When The Yellow Sea hit the screen, a prologue in English explained the very particular players and setting of this “great and gory” South Korean film (as described by The New York Times’ Manohla Dargis, at the Cannes Film Festival). Then the main action began, there was dialogue—in Korean—and the audience sat tight, in dead silence, as the film continued … sans subtitles. Finally, someone—all right, it was me—shouted, “Stop the movie!” Nothing happened. The Yellow Sea rolled on.

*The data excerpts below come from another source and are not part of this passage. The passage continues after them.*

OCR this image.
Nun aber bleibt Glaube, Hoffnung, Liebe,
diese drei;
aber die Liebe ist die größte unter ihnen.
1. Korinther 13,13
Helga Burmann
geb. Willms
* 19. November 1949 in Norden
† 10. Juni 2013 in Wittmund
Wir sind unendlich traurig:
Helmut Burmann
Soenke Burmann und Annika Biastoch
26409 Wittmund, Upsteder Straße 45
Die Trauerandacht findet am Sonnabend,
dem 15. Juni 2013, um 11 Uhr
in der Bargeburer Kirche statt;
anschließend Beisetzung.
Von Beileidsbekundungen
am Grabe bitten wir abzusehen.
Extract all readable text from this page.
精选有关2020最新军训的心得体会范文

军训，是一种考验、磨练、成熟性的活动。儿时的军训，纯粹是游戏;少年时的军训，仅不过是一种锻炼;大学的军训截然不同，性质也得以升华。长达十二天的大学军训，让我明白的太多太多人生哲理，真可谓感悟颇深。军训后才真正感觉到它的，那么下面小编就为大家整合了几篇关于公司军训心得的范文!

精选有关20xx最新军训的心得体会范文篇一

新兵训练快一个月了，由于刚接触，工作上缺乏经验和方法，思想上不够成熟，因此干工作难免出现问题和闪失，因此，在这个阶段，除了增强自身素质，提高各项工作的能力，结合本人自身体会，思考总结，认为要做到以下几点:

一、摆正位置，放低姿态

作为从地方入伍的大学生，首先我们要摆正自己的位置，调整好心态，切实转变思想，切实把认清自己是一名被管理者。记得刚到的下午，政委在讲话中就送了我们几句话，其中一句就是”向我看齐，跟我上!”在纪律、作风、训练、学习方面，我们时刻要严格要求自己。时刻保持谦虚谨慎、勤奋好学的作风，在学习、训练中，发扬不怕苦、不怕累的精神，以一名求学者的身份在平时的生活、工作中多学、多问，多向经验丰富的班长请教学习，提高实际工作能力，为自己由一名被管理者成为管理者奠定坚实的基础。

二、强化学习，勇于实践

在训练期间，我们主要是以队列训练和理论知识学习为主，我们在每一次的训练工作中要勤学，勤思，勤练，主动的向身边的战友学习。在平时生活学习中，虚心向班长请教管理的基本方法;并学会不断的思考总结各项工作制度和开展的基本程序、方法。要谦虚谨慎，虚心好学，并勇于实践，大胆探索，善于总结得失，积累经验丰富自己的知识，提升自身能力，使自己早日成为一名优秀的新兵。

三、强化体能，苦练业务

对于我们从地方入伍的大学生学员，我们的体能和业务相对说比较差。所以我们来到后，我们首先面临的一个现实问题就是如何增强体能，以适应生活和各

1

Surely this can’t be happening again, I thought. Once might be excusable, but twice, on consecutive days, is just plain incompetence. You see, exactly 24 hours earlier, in the same venue (Pacific Place Cinemas), the 10 a.m. audience for the much-anticipated Norwegian Wood by Tranh Anh Hung watched bewildered as the Japanese-language film unreeled, for several minutes, sans subtitles. Eventually someone from SIFF was heard to mumble from the sidelines that “the projectionist isn’t going to start the film over again.” Mass exodus ensued.

What, exactly, had happened? Pressed to say something, one SIFF staffer speculated whether an unsubtitled version had been mistakenly sent from Japan. Even he didn’t seem to believe that was likely (we’re talking about a U.S. Premiere engagement). And what, exactly, did that curious phrase mean—”the projectionist isn’t going to start the film over again”? The projectionist refuses to? Won’t be asked to? If the projectionist had tried again, might he have hit the right button and activated subtitles that were there after all? If so, why not give it a shot? Or were we past a point of no return, and it wasn’t feasible to set the day’s screening schedule back, jeopardizing regular theater showings?

Were we talking technical error, or incompetence coupled with indifference? Who knows? SIFF never explains. Doesn’t have to.